最近、耳が…それ、加齢性難聴かも 専門医が指摘する放っておくと高まるリスク 「年1回は聴力検査を」
年を重ねるにつれて聴こえが悪くなる加齢性難聴。放置すると、聴覚刺激の減少で認知症の発症リスクが高まることが明らかになっている。現状は治療法がなく、早期の発見と対策が欠かせない。 【写真】しっかり対策をすれば「認知症などのリスクは減らせる」と説明する山下勝教授
鹿児島大学耳鼻咽喉科・頭頸部(けいぶ)外科の山下勝教授(53)によると、聴力の衰えは音を感知する耳の中の有毛細胞の機能が加齢によって弱まるのが原因。両耳の高音域から徐々に聴き取りにくくなる。 一般に40代から低下する傾向にあり、75歳以上の約半数が聞こえにくさを感じるという。加齢性難聴の進行は遺伝や糖尿病、騒音、喫煙が作用するとされ、放置すると社会的孤立やうつなどのリスクが高まる。 注目を集めたのが2017年の英医学誌ランセットに載った論文だ。認知症の35%はリスクを除くことで予防可能とし、うち難聴が最も多い9%だった。昨年7月の最新評価でも、難聴は高脂血症と共に最大要因で7%を占めた。 山下教授によると、正常な聴力の目安は鉛筆の筆記音に相当する25デシベル。学校や職場では健診でチェックできるが、リタイア後は機会がなく「注意を要する世代が気付きにくい」と指摘する。加齢性難聴には有効な治療法がなく、予防には生活習慣病の管理や規則正しい生活が大切だ。
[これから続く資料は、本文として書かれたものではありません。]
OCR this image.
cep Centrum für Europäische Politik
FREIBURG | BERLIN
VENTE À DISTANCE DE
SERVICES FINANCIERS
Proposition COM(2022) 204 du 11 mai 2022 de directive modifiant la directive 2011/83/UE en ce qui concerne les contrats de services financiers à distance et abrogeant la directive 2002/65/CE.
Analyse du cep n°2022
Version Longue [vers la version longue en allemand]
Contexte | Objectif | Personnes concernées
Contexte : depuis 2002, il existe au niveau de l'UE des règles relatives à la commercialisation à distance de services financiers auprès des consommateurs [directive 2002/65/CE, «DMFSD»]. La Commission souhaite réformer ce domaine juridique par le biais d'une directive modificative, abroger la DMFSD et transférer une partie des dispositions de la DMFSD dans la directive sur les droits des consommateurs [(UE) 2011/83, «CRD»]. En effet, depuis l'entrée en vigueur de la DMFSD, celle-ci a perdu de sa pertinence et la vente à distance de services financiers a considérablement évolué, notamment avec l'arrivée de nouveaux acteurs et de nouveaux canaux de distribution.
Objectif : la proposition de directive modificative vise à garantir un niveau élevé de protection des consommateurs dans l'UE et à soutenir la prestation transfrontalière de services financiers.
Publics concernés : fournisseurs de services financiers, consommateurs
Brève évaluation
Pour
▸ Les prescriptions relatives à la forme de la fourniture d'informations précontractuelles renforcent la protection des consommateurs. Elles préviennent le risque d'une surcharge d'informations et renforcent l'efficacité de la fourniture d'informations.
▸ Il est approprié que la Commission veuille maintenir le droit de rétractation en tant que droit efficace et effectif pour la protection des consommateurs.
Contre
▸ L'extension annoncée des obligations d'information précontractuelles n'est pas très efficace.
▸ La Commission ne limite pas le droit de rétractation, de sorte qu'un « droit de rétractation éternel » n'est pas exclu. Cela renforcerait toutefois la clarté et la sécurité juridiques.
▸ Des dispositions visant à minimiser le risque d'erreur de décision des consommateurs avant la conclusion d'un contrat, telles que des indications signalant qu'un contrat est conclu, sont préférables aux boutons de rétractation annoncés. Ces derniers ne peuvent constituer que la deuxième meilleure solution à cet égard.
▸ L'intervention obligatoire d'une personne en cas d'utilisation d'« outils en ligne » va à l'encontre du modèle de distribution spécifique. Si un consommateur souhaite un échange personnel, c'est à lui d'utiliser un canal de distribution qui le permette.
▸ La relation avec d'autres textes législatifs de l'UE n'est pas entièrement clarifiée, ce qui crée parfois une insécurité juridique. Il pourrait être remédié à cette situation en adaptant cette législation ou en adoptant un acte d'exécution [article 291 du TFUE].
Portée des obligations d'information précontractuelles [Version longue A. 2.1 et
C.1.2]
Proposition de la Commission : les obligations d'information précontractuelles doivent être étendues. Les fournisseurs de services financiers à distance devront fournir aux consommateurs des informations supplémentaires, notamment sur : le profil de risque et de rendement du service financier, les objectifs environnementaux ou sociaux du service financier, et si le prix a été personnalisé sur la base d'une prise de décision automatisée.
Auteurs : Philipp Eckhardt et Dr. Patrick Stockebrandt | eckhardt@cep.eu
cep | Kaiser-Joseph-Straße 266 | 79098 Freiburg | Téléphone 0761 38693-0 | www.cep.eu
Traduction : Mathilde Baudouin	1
日本耳鼻咽喉科頭頸部外科学会は昨年9月、80歳で30デシベルの聴力を保つ「聴こえ8030運動」を始めた。ささやき声に相当し、補聴器を使う人も含めて80歳の約3割が維持するとされる。20年後に5割まで伸ばすのが目標だ。 山下教授は「加齢で聴力が衰えても補聴器などの対策で認知症などのリスクは減らせる。音が聞こえにくいと思ったり家族への聞き返しが増えたりしたら、年1回は耳鼻咽喉科で聴力検査をしてほしい」と勧める。